Dieses kommt täglich in den Mittagsstunden zusammen und arbeitet eine Vorschlagsliste ab. Am ersten Projekttag kam sogar ein einstimmiger Beschluss zustande: Einwegbecher wurden im Rahmen eines Umweltgesetzes für alle getränkestände im gesamten Staat verboten.
Erstaunlich, dass das sogar die sehr liberale regierende FDI ( Freie Demokraten der IGS ) mittrugen.. Politisch gehört Laura einer Oppositionspartei an, die sich DUF nennt: Diversität, Umwelt und Fairness. Bei den Wahlen zum Parlament bekamen sie vier Sitze und können nun die Dinge mit beeinflussen. Eine andere erfolgreichere Partei nannte sich einfach EFA wie „Eis für alle“ . So geht’s auch, wenn man Stimmen einsammeln will.
Die Sache mit den MonetIGS ist deshalb so emotional wie im echten Leben vor dem Schultor, weil man sich tatsächlich etwas davon kaufen kann. Am Eingang zum Schulstaat garnIGS gibt es einen Zwangsumtausch in Höhe von 2 bis 5 Euro je Person. Erst danach bekommt man ein Visum. Der Rücktausch ist ausgeschlossen, weil das Geld sonst nur gehortet wird, wie frühere Spieldurchläufe gezeigt haben.. Die Nachrichtensendung auf dem youtubekanal des Staates GarnIGS berichtet von kriminellen Machenschaften. Ein Gefängnis gibt es zwar nicht, doch wer bei illegalen Geschäften, Betrug oder Gewalt erwischt wird, muss mit Geldstrafen rechnen. Immerhin hat die potenzielle Unterwelt auch ihre Bereiche im Schulstaat: Irgendwo auf einer Etage gibt ein richtiges Spielcasino.

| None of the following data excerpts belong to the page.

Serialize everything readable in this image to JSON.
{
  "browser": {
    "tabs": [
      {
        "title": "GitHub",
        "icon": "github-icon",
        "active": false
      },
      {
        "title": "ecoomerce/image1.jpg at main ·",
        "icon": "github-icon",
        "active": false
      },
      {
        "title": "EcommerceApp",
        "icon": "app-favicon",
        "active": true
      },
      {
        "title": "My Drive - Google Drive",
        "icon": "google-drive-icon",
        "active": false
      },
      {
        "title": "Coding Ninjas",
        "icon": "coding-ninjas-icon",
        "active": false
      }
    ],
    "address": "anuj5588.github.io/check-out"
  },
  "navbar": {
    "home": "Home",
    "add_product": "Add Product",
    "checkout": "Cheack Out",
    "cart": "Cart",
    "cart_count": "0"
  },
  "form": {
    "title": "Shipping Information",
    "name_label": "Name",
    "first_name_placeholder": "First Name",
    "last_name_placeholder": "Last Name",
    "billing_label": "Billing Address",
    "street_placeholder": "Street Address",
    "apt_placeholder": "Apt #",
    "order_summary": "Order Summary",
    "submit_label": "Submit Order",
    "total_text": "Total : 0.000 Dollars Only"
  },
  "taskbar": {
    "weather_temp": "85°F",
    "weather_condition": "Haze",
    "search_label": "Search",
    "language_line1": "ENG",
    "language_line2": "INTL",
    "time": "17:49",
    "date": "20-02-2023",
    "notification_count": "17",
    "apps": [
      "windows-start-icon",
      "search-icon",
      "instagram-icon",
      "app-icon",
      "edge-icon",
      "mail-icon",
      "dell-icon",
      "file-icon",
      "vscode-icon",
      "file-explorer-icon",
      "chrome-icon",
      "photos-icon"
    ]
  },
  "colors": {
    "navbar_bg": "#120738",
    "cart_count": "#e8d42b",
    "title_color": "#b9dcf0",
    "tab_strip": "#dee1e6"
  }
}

„Schule als Staat“ heißt dieses pädagogische Planspielkonzept, welches bundesweit an vielen Schulen für eine Projektwoche stattfindet. Demokratie soll erlebbar gemacht und eingeübt werden, eigene Kompetenzen spielerisch entdeckt und selbstverantwortliches Handeln ermöglicht werden. Hier in der Integrieten Gesamtschule am Steintor funktioniert das erstaunlich gut und realitätsnah: Anstatt in einer utopischen Idealwelt finden sich die Akteure in ihren jewiligen Rollen mit handfesten Problemen konfrontiert, wie sie nun mal auftreten, wenn so viele Interessen ausgleichend und gerecht unter einen Hut gebracht werden wollen.
Mehr Spaß als das Pauken für Abiturnoten macht das allemal.
Und wer als „Erwachsener“ das Treiben beobachtet, stellt schnell fest, dass unsere Kinder uns einen Spiegel vorhalten. Das kann nicht nur sehr amüsant, sondern auch sehr erhellend sein.